These are black and white images, as the camera, NAVCAM, is designed to provide navigational information first and foremost. However, if the images were in color we would not see that much different. The comet is like most asteroids, extremely dark, like soot. They have to do a lot of massaging to bring out these details. The link above explains this in detail.
Fortuitously, Robert has already found the answer for the next question: why does NASA use black and white cameras on space probes?
http://behindtheblack.com/behind-the-black/points-of-information/the-reason-why-nasas-planetary-probes-still-use-black-and-white-photography/
To sum up:
“grayscale images are often more useful for research. … when the goal is to study the shape of the surface, measuring craters and mountains and looking for telltale signs of tectonic shifts or ancient volcanoes, scientists want black-and-white images at maximum resolution so they can spot fine detail.”
“To create a color image, each pixel on a typical earthbound [store-bought] camera has a filter in front of it that passes red, green, or blue light, and the camera’s electronics add up the result to create the image we see, similar to a color TV. In effect, filtering dumbs down each panachrome pixel so that it registers only a fraction of the light it’s capable of seeing.

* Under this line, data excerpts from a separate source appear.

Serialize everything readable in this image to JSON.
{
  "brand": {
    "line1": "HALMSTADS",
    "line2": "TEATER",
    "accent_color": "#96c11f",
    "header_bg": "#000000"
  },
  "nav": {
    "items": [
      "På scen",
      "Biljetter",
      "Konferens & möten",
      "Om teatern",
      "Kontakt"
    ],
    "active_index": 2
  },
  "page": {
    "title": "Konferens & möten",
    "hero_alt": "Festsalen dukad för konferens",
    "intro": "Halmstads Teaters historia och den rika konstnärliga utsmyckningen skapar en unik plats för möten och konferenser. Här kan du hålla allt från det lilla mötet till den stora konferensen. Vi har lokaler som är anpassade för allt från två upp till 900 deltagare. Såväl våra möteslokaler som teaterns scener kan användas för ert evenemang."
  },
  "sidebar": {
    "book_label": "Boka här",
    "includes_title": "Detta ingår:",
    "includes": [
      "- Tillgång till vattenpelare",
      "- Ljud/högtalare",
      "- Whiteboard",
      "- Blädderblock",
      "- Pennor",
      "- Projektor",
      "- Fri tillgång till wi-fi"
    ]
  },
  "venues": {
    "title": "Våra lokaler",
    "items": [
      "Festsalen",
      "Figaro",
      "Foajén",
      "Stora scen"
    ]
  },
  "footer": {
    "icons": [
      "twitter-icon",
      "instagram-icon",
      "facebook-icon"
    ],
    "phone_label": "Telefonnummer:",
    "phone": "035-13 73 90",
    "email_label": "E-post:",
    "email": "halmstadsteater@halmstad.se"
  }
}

In an earthbound camera, some information is lost.”
“Most common planetary camera designs have filter wheels that rotate different light filters in front of the sensor … True-color images—that is, photos showing color as a human viewer would perceive it—can be approximated by combining exposures shot through different visible-color filters in certain proportions, essentially mimicking what an earth camera does. ”
“Given limited opportunities, time, and bandwidth, a better use of resources often is a false-color image—for example, an infrared photo of rocks revealing their mineral composition.”
Gee, Edward, you are better at remembering what I’ve posted on my webpage than I am!
Color me nescient. Dirty snowball. Pfff!
Thanks to you both for the pertinent links.